Today, Tuesday, January 28 marks the 28th anniversary of the Space Shuttle Challenger disaster. Most of us can recall exactly where we were and what we were doing when it heard this terrible news. Living in Florida at the time, I had a bird’s eye view of the launch and explosion. Later that day I had to fly to another city and will never forget the church like quiet of the busy Miami International Airport terminal.
Yet for all the sadness of the day, it really is a day to celebrate. While tragically 7 great people – including a teacher – lost their lives, they were doing what they loved and had dreamed of doing. Many had spent years preparing for this event as mission specialists or beating out other others to be the best and first.

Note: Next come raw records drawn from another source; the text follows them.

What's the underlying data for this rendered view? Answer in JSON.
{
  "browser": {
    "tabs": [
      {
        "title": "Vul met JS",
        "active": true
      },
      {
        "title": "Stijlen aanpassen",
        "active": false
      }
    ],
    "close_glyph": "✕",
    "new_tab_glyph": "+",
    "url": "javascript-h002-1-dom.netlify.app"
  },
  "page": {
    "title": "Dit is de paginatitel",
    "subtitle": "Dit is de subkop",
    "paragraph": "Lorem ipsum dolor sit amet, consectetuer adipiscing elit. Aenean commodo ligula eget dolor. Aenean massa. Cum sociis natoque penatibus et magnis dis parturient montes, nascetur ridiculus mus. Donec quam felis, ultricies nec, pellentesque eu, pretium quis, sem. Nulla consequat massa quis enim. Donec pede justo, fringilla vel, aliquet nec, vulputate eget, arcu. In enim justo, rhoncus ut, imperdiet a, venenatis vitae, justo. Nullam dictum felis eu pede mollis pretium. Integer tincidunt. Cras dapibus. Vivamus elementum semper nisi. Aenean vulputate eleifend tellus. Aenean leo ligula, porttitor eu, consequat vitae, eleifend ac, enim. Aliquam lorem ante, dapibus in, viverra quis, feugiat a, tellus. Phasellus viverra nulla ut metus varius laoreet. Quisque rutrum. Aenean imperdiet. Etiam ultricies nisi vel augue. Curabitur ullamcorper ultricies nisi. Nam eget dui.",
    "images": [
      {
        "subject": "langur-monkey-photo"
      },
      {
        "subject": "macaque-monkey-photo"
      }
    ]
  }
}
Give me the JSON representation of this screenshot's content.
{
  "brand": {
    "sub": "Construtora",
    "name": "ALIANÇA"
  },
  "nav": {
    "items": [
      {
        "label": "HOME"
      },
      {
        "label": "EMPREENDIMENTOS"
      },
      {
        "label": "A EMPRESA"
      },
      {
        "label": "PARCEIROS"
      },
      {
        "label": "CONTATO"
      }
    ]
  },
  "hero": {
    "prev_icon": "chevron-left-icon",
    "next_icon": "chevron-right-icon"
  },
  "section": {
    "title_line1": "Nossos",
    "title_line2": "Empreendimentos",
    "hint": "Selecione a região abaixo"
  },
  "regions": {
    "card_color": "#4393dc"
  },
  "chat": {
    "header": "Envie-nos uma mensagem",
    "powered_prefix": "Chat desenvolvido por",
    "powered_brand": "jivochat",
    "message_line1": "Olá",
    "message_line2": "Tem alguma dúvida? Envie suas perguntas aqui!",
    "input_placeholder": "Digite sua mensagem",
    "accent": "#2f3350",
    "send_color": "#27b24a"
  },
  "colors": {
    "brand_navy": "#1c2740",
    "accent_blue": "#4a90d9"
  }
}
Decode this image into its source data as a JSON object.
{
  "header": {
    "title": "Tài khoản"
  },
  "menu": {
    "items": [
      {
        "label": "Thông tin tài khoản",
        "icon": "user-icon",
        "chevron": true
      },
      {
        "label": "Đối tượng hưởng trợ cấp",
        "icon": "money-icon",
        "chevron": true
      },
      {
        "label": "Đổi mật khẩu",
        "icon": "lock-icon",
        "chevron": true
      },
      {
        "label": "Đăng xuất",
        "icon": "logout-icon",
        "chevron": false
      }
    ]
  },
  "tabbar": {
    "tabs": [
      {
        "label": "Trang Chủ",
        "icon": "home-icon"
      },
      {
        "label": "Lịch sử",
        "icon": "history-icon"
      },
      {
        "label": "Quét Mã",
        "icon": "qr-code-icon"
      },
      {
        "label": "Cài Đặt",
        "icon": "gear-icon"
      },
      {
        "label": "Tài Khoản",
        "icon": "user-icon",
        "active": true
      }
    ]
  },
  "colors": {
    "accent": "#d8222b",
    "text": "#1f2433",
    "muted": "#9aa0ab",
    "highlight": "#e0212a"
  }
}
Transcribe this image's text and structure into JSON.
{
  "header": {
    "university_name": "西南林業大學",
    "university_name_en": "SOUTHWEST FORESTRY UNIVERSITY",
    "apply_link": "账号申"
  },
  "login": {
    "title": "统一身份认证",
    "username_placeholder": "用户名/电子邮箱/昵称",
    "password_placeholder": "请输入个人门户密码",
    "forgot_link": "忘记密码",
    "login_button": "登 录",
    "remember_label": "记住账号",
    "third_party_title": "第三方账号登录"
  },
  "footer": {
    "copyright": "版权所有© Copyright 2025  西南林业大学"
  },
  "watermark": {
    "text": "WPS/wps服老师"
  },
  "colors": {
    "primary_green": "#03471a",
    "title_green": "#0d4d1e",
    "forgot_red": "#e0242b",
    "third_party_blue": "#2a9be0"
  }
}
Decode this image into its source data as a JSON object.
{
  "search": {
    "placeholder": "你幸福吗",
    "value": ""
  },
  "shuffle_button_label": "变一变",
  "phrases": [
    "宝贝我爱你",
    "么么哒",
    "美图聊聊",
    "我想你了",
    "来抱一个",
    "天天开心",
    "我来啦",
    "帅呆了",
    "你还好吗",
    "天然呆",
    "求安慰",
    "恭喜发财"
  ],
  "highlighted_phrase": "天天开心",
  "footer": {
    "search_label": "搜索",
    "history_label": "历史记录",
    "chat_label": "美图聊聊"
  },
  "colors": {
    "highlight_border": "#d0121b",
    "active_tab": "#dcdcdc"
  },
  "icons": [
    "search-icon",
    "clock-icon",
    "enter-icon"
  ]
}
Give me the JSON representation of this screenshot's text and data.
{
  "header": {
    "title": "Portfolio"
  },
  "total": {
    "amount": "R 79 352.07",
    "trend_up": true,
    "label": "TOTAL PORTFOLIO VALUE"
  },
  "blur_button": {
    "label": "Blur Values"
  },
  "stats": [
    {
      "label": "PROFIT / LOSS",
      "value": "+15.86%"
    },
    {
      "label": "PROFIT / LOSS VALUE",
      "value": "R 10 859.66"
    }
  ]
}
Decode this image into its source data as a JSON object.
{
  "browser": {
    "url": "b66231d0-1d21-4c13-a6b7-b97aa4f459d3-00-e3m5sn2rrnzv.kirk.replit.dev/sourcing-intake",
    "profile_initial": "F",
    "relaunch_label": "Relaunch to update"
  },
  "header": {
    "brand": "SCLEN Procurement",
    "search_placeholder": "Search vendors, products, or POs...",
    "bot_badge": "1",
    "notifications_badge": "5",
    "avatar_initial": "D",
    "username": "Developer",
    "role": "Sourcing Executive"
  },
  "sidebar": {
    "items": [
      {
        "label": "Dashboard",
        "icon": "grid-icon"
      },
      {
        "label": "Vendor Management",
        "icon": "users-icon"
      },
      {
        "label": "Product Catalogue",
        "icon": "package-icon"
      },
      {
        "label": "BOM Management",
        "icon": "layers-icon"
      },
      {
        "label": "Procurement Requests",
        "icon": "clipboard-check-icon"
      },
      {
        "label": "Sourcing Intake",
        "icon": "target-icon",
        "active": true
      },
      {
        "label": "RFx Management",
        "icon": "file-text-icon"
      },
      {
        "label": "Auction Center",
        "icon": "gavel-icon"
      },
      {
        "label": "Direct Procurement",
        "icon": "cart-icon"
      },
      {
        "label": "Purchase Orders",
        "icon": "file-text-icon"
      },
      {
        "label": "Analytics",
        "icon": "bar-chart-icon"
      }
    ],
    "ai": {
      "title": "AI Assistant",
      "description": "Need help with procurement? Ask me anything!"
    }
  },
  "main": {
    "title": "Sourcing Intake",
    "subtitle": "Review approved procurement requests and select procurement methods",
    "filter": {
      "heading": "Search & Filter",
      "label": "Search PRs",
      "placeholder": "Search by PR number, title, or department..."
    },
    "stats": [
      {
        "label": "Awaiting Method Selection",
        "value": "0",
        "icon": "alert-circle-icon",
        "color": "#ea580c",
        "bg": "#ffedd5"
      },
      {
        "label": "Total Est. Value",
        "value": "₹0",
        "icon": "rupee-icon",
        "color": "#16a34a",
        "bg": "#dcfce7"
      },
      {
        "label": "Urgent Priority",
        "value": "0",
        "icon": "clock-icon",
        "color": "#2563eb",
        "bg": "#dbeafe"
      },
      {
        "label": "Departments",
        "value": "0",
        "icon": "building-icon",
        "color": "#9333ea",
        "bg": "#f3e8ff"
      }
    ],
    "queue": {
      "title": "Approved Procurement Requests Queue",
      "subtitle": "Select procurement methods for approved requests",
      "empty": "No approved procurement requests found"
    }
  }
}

Yet for most of us, we never live our dreams. We end up doing what is expected of us by our parents, our spouse, our children, our job, or society over all. We get beat down by life and forget our dreams and even how to dream. And because we don’t, we never reach our full potential just as the Challenger 7 never reached theirs.
Can you image being a student in Christa McAuliffe’s class after she had been to space? The excitement, passion, and dreams she would have inspired! Can you image being a co-worker of Ron McNair or Greg Jarvis? Living up to their dedication, quality, and drive.
Live is short. I learned just how short a few years after my son was shot. It is much too short to never live your dream. It is too short to be only what others say you can be or what they envision you to be.
On this January 28th, join the Challenger 7 and start living your dream. Inspire others, excite others, and stir others with your personal example. Don’t let your dream die like the dreams of these 7 people – Francis R. Scobee, Michael J. Smith, Ellison S. Onizuka, Judith A. Resnik, Ronald E. McNair, Christa McAuliffe, and Gregory B. Jarvis.
May their dreams live forever and continue to inspire us.